Mahalle sakinlerinin verdiği bilgilere göre, halk arasında Köpüklü Dede olarak anılan bu zatın asıl adının “Kirpiksiz dede” olduğu ve kirpikleri olmadığı için bu şekilde anıldığı da rivayet ediliyor.
Ancak genel kaynaklarda “Köpüklü Dede” ismiyle biliniyor ve bu isimle anılmaya devam ediliyor.
Köpüklü Dede’nin türbesi, tıpkı Sinandede Mahallesi’nde bulunan Dürt Dede ve Sinan Dede türbeleri gibi sadece mezardan oluşuyor ve üzeri kapalı değil.
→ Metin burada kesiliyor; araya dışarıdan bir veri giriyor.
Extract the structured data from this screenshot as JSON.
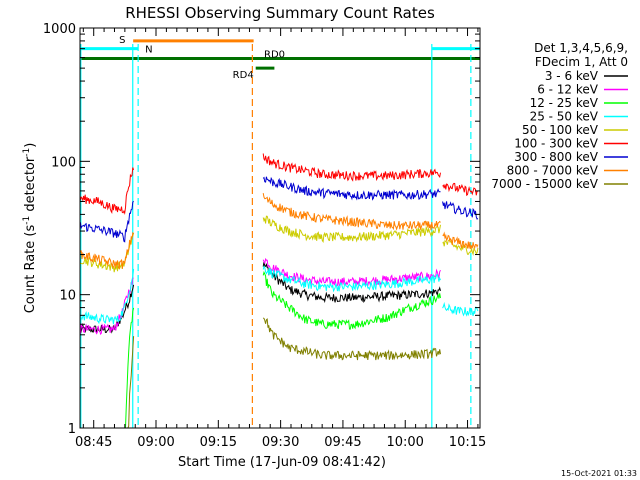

Türbe hakkında yazılı kaynaklarda çok fazla bilgi bulunmasa da halk arasında türbeye ilişkin farklı inanç ve ritüeller yaşatılmaya devam ediyor. Bunlardan biri de “dilek taşı” geleneği. Rivayete göre, mezar taşına dilek tutularak küçük bir taş yapıştırılıyor ve eğer taş düşmeden yapışırsa dileğin gerçekleşeceğine inanılıyor. Bu tür manevi mekânların tanıtılması ve korunması gerektiğini belirten mahalle sakinleri, Köpüklü Dede gibi kıymetli evliya türbelerinin daha görünür hale getirilmesi ve tarihi değerlerinin kayıt altına alınması gerektiğini ifade ediyor.